Using experience and data from recent tunnel construction in Japan and the United States the authors propose a method to find the appropriate range of maximum allowable convergence of rock based on tunnel convergence measurements. Two types of geologic conditions are discussed: (1) expansive mudstone of Japan, and (2) schistosegneiss, containing many shear zones in Washington, D.C. The behavior of these rock types in response to tunneling are discussed in terms of the stress-strain behavior, actual deformations, maximum allowable convergence (MAC), practical design and monitoring. The emphasis is placed on the importance of the stress-strain behavior for the determination of the MAC for weak rocks.
In the consideration of the tunnel stability and the determination of support it is necessary to improve the understanding of rock support interaction. The fundamental stresses and displacements in the rock surround the tunnels and in the support/lining are governed by the in-situ stress field, type and stiffness of the support lining, and the timing of its installation. The relationship between the support reaction (i.e., support load) and radial displacement of the wall is also of concern. Fenner (1938) and Talobre (1957) proposed support reaction curves based on ideal elastic and elasto-plastic behavior of rock, respectively. Pacher (1964) corrected these curves from his experience to show a minimum support pressure corresponding to some limited displacement of the tunnel walls. Other models for ground support (e.g., Kastner, 1949; La Basse, 1949; Hendron & Aiyer, 1972; Ladanyi, 1974; Hoek and Brown, 1980) are summarized by Brown et al. (1983). These solutions are based on an assumed behavior of the rock. They are helpful only in the design stages of tunneling because the relationship between the minimum support load and the corresponding magnitude of displacement has yet to be clearly defined. Currently the allowable deformation accepted in tunneling is often too large, resulting in support loads larger than necessary. This is partially the result of incorrect assumptions regarding the material behavior. Conventional elastic and elasto-plastic theories are not always best suited for many geologic and tunneling conditions. For example, a strain-softening analysis is best suited for weak rock. Without the proper assumptions a quantitative limit for the allowable deformation cannot be defined. If the stress-strain behavior can be determined through laboratory tests and the actual deformation can be monitored during construction, it should be possible to minimize the support loads, thus optimize the design.

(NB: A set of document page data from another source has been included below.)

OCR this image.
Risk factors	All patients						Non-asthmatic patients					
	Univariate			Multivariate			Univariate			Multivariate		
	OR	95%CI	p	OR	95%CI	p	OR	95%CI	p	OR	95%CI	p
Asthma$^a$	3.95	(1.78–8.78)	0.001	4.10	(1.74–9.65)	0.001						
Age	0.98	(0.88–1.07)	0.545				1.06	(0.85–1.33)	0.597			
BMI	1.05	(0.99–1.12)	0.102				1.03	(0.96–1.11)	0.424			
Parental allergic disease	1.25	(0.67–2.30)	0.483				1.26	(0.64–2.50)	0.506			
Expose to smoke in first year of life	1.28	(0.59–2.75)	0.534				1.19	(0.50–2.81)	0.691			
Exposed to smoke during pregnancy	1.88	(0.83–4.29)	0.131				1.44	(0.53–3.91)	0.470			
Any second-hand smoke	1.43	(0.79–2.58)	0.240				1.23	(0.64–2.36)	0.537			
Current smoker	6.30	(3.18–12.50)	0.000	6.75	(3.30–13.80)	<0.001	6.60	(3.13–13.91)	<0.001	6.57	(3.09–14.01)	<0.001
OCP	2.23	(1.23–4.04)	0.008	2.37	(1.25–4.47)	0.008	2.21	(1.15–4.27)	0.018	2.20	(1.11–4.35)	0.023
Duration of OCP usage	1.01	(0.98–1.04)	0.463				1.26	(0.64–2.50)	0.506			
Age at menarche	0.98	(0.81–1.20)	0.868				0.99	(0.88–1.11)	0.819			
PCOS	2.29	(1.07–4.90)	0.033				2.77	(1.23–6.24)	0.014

OBSERVED DEFORMATIONS IN TUNNELLING
The most popular and practical measurement of deformation in tunneling is the convergence measurement. It is defined as the reduction in the distance between the floor and roof of an opening, or by the inward displacement of the tunnel walls. It is a simple measurement which can be made during construction, and yields information on the displacement of the tunnel walls and change in the radial stress corresponding to the displacements. In most cases the results of convergence measurements are plotted on a deformation -time graph, which gives the apparent deformation rate. However, because of the dependence of deformation on the position of the mining face, it is more informative to plot the results of the convergence survey relative to the distance to the face and tunnel walls.